Los vecinos coinciden en que la inseguridad que durante años marcó el complejo ha desaparecido, aunque por un motivo poco alentador. «Lo bueno es que ahora ya no entran ladrones porque no queda absolutamente nada que robar», ironiza González mientras recuerda que ventanas, barandillas, instalaciones metálicas o cableado desaparecieron hace tiempo en una sucesión de asaltos que aceleró el deterioro de unos edificios destinados a convertirse en el gran proyecto de transformación urbana de la zona oeste de Oviedo.

Decepción

La decepción también se percibe entre quienes atraviesan a diario el recinto. Malena Domínguez, vecina de Buenavista, asegura que la imagen del complejo provoca ya una mezcla de resignación y enfado. «Cada vez que paso se me cae el alma a los pies, pero a los que no paran de incumplir promesas ni se les mueven las cejas», afirma. Después de tantos anuncios incumplidos, confiesa haber perdido la confianza en cualquier calendario. «Si no hicieron nada en diez años, difícilmente lo van a hacer ahora. Nos han acostumbrado a convivir con esta ruina en una de las mejores zonas de Oviedo, lamenta.

Para los más jóvenes, el viejo HUCA ya ni siquiera forma parte de la memoria colectiva como hospital. Es simplemente un enorme conjunto de edificios vacíos. «La verdad es que ya ni me acuerdo de cómo era cuando estaba abierto», comenta un vecino de 19 años de la zona de Fuertes Acevedo mientras cruza junto al recinto. Toda una generación ha crecido viendo las fachadas sin ventanas, estructuras metálicas colgando, cubiertas destrozadas y edificios convertidos en esqueletos de hormigón.

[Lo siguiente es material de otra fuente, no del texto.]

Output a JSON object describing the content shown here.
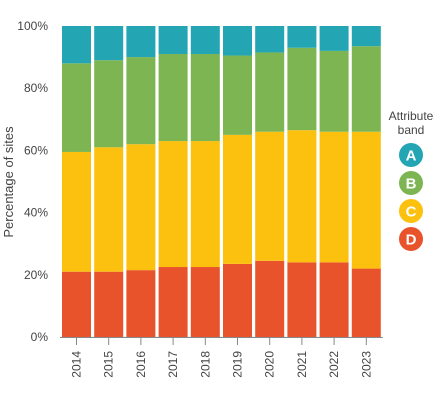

La ausencia de noticias resulta todavía más llamativa porque la propia Administración había defendido hace apenas unas semanas que el nuevo calendario permitía ganar tiempo a una actuación considerada estratégica para desbloquear el futuro del ámbito. El traslado del Centro de Sangre y Tejidos en octubre hacía viable que la empresa adjudicataria, Hercal, conviviese durante aproximadamente dos meses con el servicio todavía operativo antes de completar definitivamente la demolición de esa zona. Esa reorganización adelantaba unas obras que inicialmente se situaban entre agosto y octubre, pero que el Principado aseguró después que comenzarían «a principios del verano».

Mientras tanto, el resto del proyecto sigue avanzando únicamente sobre el papel. El plan especial que definirá el futuro urbanístico de los más de 230.000 metros cuadrados del viejo complejo continúa su tramitación y deberá ordenar la llegada de nuevas facultades universitarias, vivienda protegida y espacios públicos. Sin embargo, para los vecinos el primer paso sigue siendo exactamente el mismo que hace años: retirar los edificios abandonados y poner fin a una imagen de degradación que consideran impropia de una de las principales entradas a la ciudad.

A la espera de que el Principado explique qué ha ocurrido con los plazos comprometidos, en El Cristo vuelve a instalarse la sensación de que el reloj corre mucho más despacio que las promesas. Y cada jornada que pasa sin movimiento detrás de las vallas alimenta la impresión de que el gran agujero urbanístico de Oviedo seguirá, al menos por ahora, exactamente donde estaba.